The governor, however, was obdurate. He had a way of being obdurate when anything irritated him, and Baeader began to be one of these things. Cancale might be all very well for me, but how about the hotel for him, who had nothing to do, no pictures to paint? He had passed that time in his life when he could sleep under a boat with water pouring down the back of his neck through a tarpaulin full of holes.

“The hotel, messieurs! Imagine! Is it posseeble that monsieur imagine for one moment that Baeader would arrange such annoyances?
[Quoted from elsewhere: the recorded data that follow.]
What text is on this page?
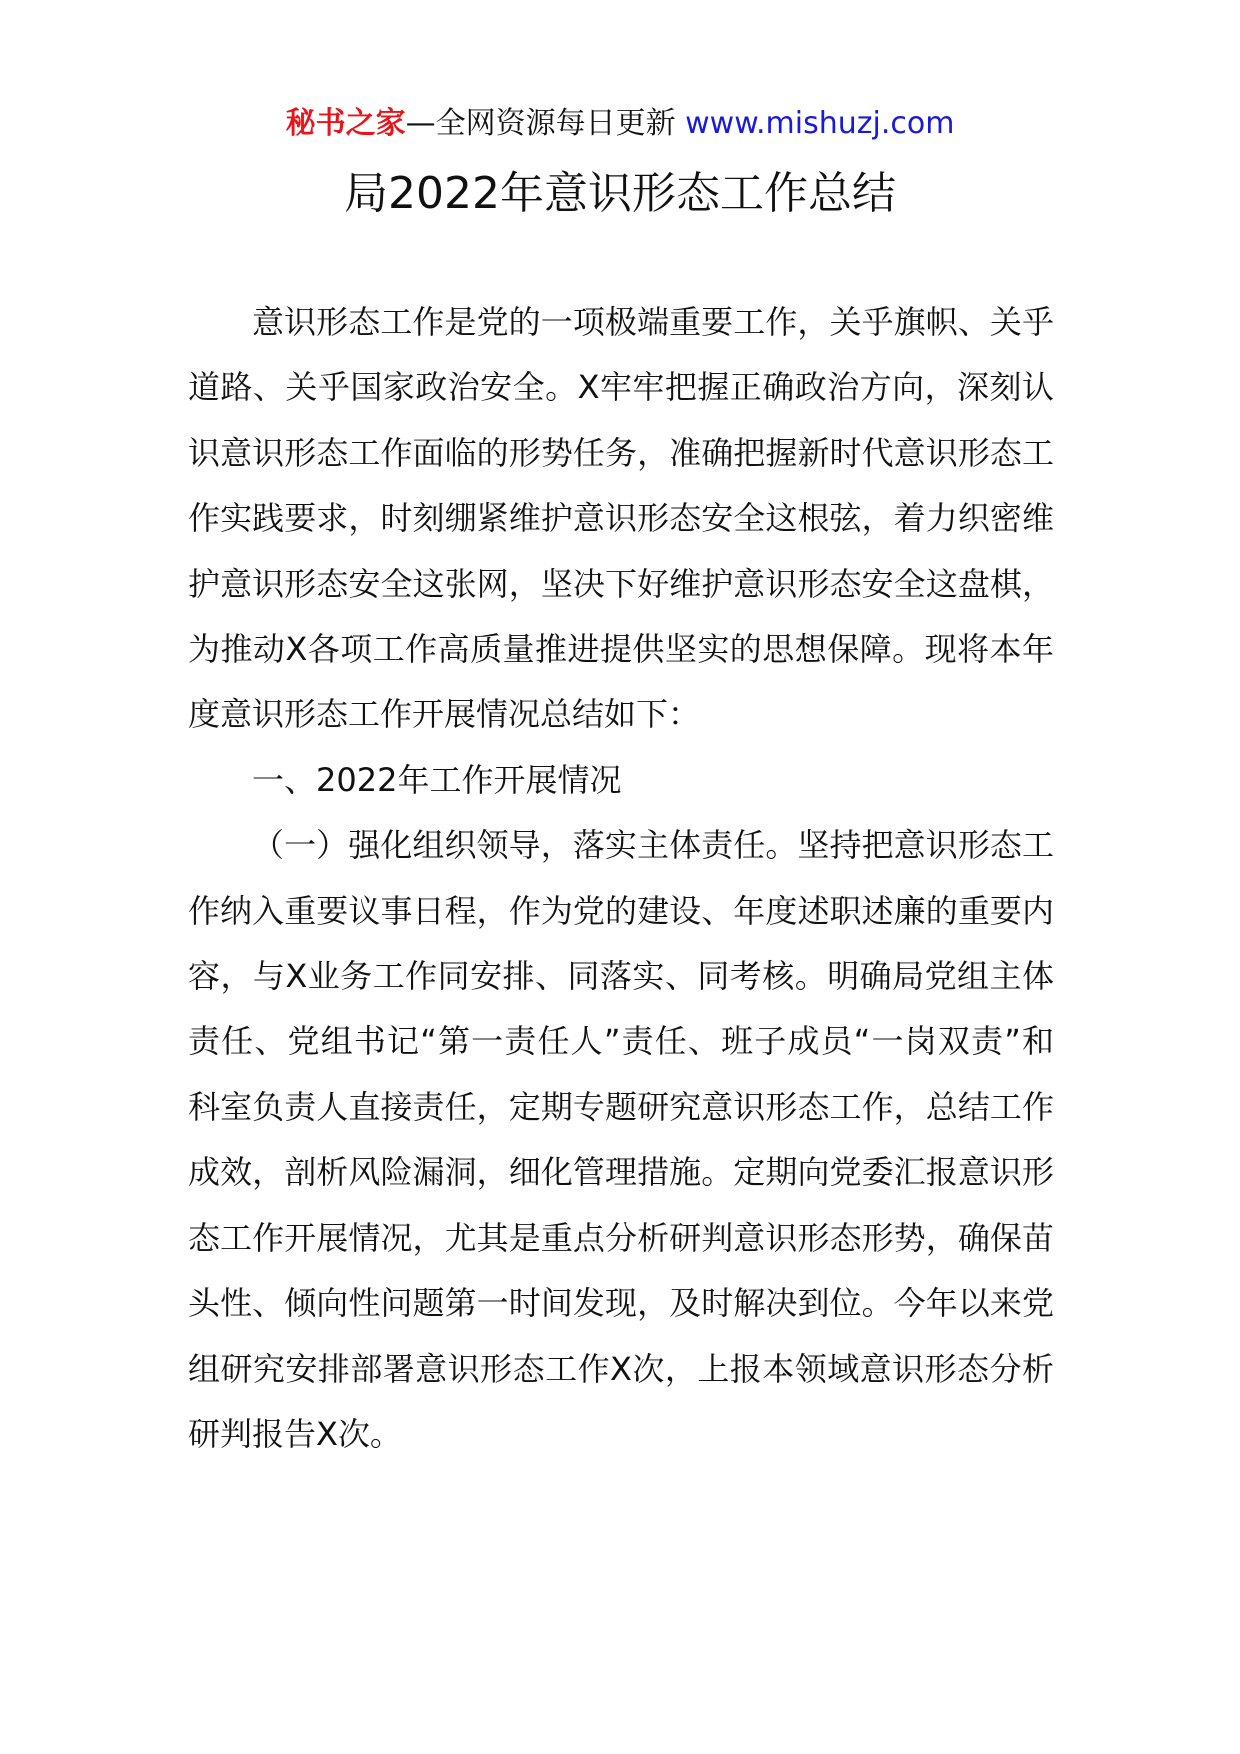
秘书之家—全网资源每日更新 www.mishuzj.com
局2022年意识形态工作总结

意识形态工作是党的一项极端重要工作，关乎旗帜、关乎道路、关乎国家政治安全。X牢牢把握正确政治方向，深刻认识意识形态工作面临的形势任务，准确把握新时代意识形态工作实践要求，时刻绷紧维护意识形态安全这根弦，着力织密维护意识形态安全这张网，坚决下好维护意识形态安全这盘棋，为推动X各项工作高质量推进提供坚实的思想保障。现将本年度意识形态工作开展情况总结如下：

一、2022年工作开展情况

（一）强化组织领导，落实主体责任。坚持把意识形态工作纳入重要议事日程，作为党的建设、年度述职述廉的重要内容，与X业务工作同安排、同落实、同考核。明确局党组主体责任、党组书记“第一责任人”责任、班子成员“一岗双责”和科室负责人直接责任，定期专题研究意识形态工作，总结工作成效，剖析风险漏洞，细化管理措施。定期向党委汇报意识形态工作开展情况，尤其是重点分析研判意识形态形势，确保苗头性、倾向性问题第一时间发现，及时解决到位。今年以来党组研究安排部署意识形态工作X次，上报本领域意识形态分析研判报告X次。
I remember ze hotel quite easily. It is not like, of course, ze Grand Hotel of Paris, but it is simple, clean, ze cuisine superb, and ze apartment fine and hospitable. Remembare it is Baeader.”

“And the baths?” broke out the governor savagely.

Baeader’s face was a study; a pained, deprecating expression passed over it as he uncovered his head, his glazed headpiece glistening in the sun.

“Baths, monsieur–and ze water of ze sea everywhere?”

These assurances of future comfort were not overburdened with details, but they served to satisfy and calm the governor, I pleading, meanwhile, that Baeader had always proved himself a man of resource, quite ready when required with either a meal or an answer.

So we started for Cancale.

On the way our courier grew more and more enthusiastic. We were traveling in a four-seated carriage, Baeader on the box, pointing out to us in English, after furtive conversations with the driver in French, the principal points of interest. With many flourishes he led us to Parame, one of those Normandy cities which consist of a huge hotel with enormous piazzas, a beach ten miles from the sea, and a small so-called fishing-village as a sort of marine attachment. To give a realistic touch, a lone boat is always being tarred somewhere down at the end of one of its toy streets, two or three donkey-carts and donkeys add an air of picturesqueness, and the usual number of children with red pails and shovels dig in the sand of the roadside. All the fish that are sold come from the next town. It was too early in the season when we reached there for girls in sabots and white caps, the tide from Paris not having set in. The governor hailed it with delight. “Why the devil didn’t you tell me about this place before? Here we have been fooling away our time.”

“But it is only Parame, monsieur,” with an accent on the “only” and a lifting of the hands. “Cancale speciale will charm you; ze coast it is so immediately flat, and ze life of ze sea charmante. Nevare at Parame, always at Cancale.” So we drove on. The governor pacified but anxious–only succumbing at my argument that Baeader knew all Normandy thoroughly, and that an old courier like him certainly could be trusted to select a hotel.